Among team sports leagues, the NHL may have the best shot of finishing its season. The league reported no positive tests for its 800-plus players during training camps. The NHL’s 24 playoff teams begin play this weekend inside bubbles in “hub” cities of Toronto and Edmonton, Alberta. Canada has done a much better job than the U.S. of controlling the spread, which is why its government wisely prohibited MLB teams from playing there.

The NBA eliminated a lot of potential issues by creating its bubble. The league also designed an attractive showcase for its product. There is no way to televise a baseball game without the sadness of empty seats as backdrop. The NBA’s arena setups make for great TV.

The league even figured out a way to get real fans involved. Select supporters are shown on video boards surrounding courts. Audio of their cheers are piped into the broadcast to provide atmosphere. It’s a great idea, even if the images of fans sometimes look weird.

Ethically, I also feel better watching the bubble leagues. The bubble means there’s less chance that participants are infected by COVID-19. There’s less risk of community spread. I felt even better about the NBA when it announced that it is extending a program that provides free tests in Orlando and other team markets.

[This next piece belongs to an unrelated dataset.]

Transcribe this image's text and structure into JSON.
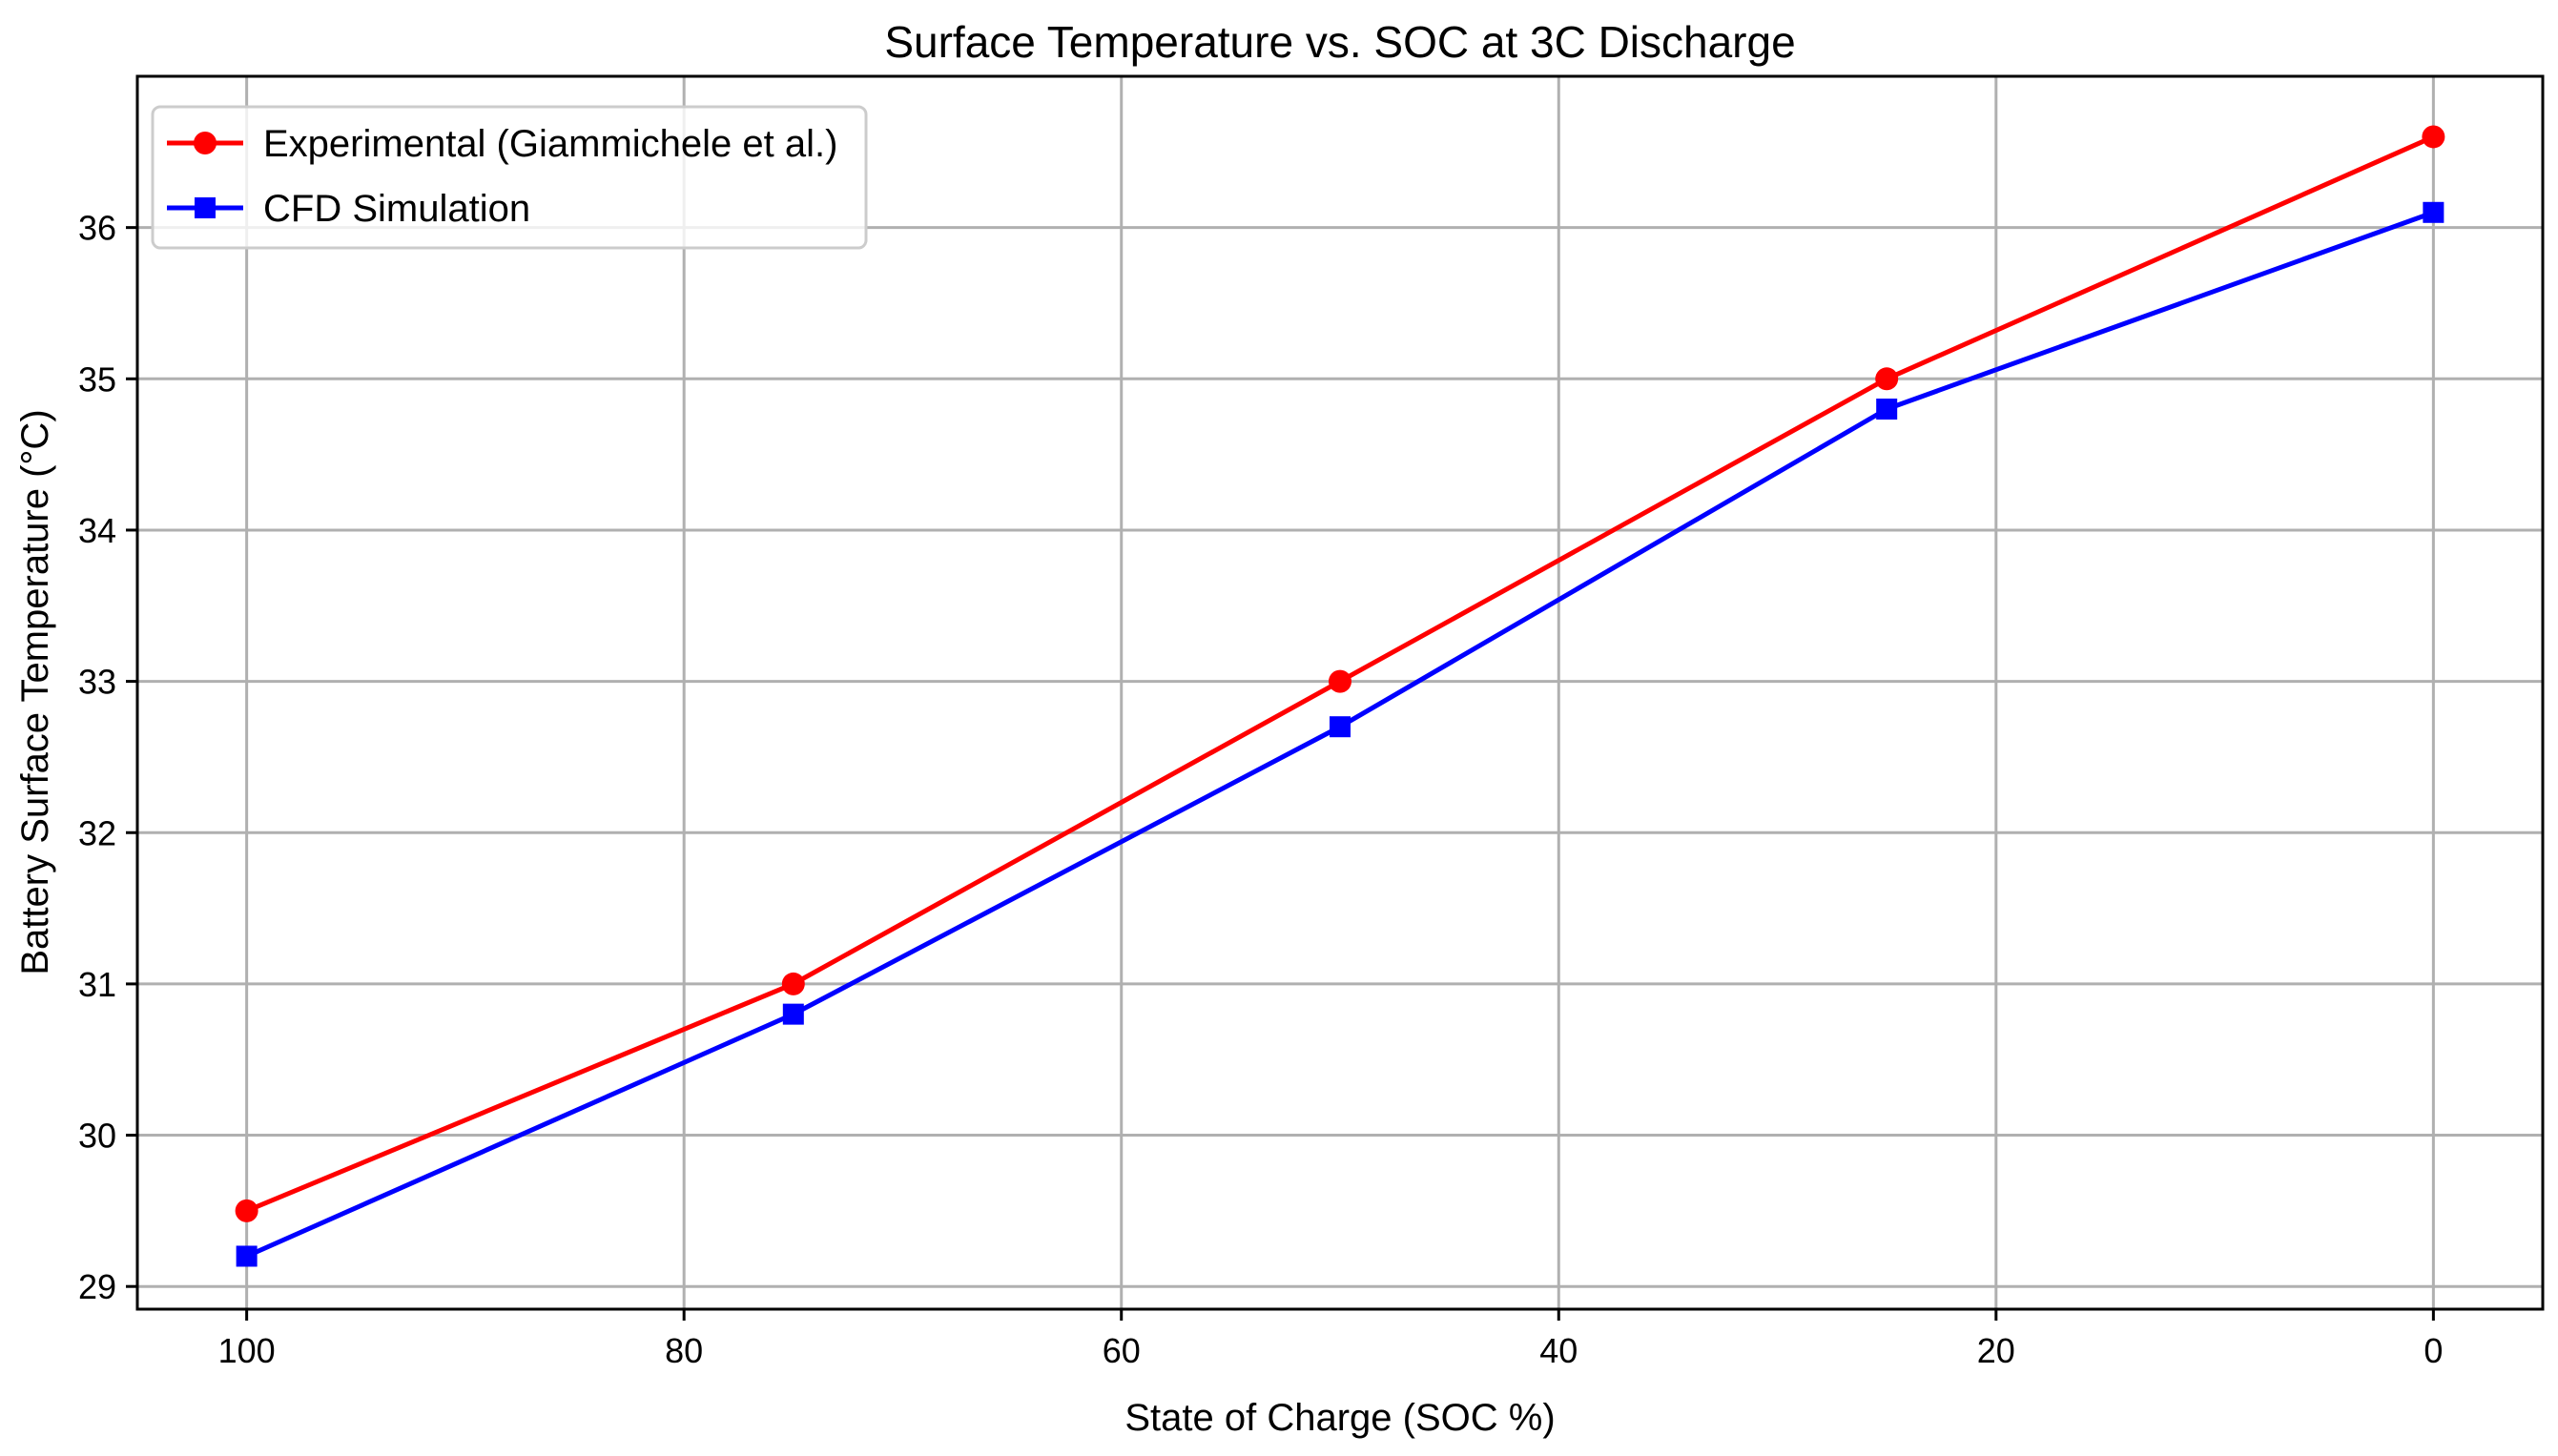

There’s no guarantee that the bubble leagues make it to the end of their seasons without major problems caused by COVID-19. I’d bet on that happening before I’d back baseball or football. Nationals pitcher Sean Doolittle was right when he called sports “the reward of a functioning society” during the pandemic. In the U.S., they also are the prize for leagues that come up with realistic and effective plans to keep participants safe.